Where the public was partly still minimally afraid to visit big crowds after a long Covid19 period, an atmospheric filled Effenaar witnessed a concert that musically was rarely as good as this evening. Fans or not, anyone who witnessed the performance of the band named after a fictitious spy had to agree that the sound coming off the stage was close to perfection.

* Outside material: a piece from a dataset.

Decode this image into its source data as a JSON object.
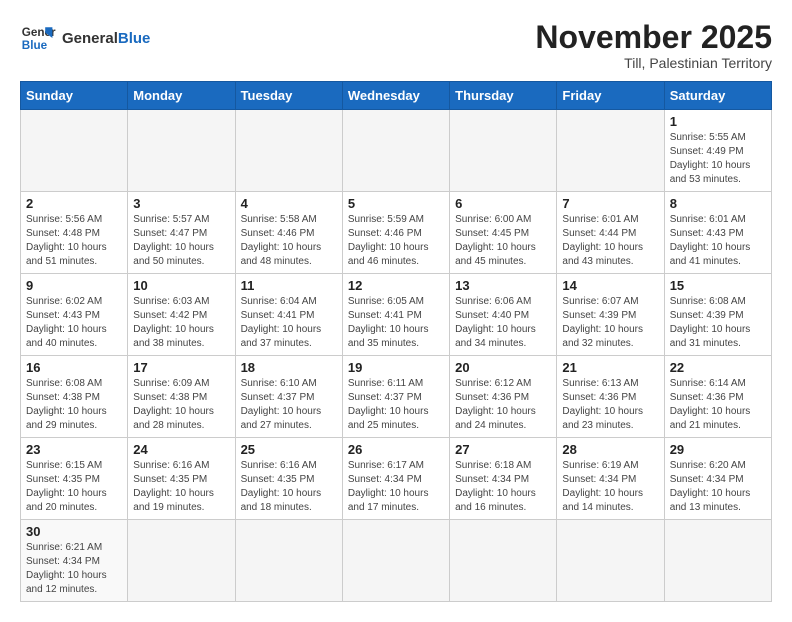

Reilly was a maestro of the Eindhoven pop stage and with his performance, he seemed to be auditioning for the position of 007 in the new James Bond film. Accompanied by a jazz quintet in which we recognized the faces, and style, of Jamie Cullum’s backing band, Matt Bianco seemed a bit jazzier. Of course, we know the history of Mark Reilly with the New Cool Collective, but we have never heard Matt Bianco themselves as jazzy as Sunday. And that’s a shame, because the audience really liked the direction the British band has taken with this. The blue-eyed soul was exchanged for jazz in a way as if the band had never played otherwise.
The jazzy versions of big hits like ‘Get out of your lazy bed’, ‘Who’s side are you on’, ‘Don’t blame it on that girl’, ‘Yeh Yeh’ and of course ‘Whose side are you on?’ were subtly interspersed with the newer work from Matt Bianco’s latest album ‘Gravity’, which will soon be followed by ‘The Essential Matt Bianco Re-Imaged, Re-Loved’.
It was classy to say how Reilly and his colleagues overwhelmed the Effenaar with great ease with a strongly swinging concert, which came into its own in the large hall. No, not sold out, but the space provided gave the audience complete space to dance or quietly sway to the music of Matt Bianco.
Matt Bianco clearly showed in Eindhoven and especially heard after 40 years of touring that he is far from being ready to retire. Musically, it is still as strong as in the 80s, perhaps even more matured, as if it were old cheese or a good whiskey.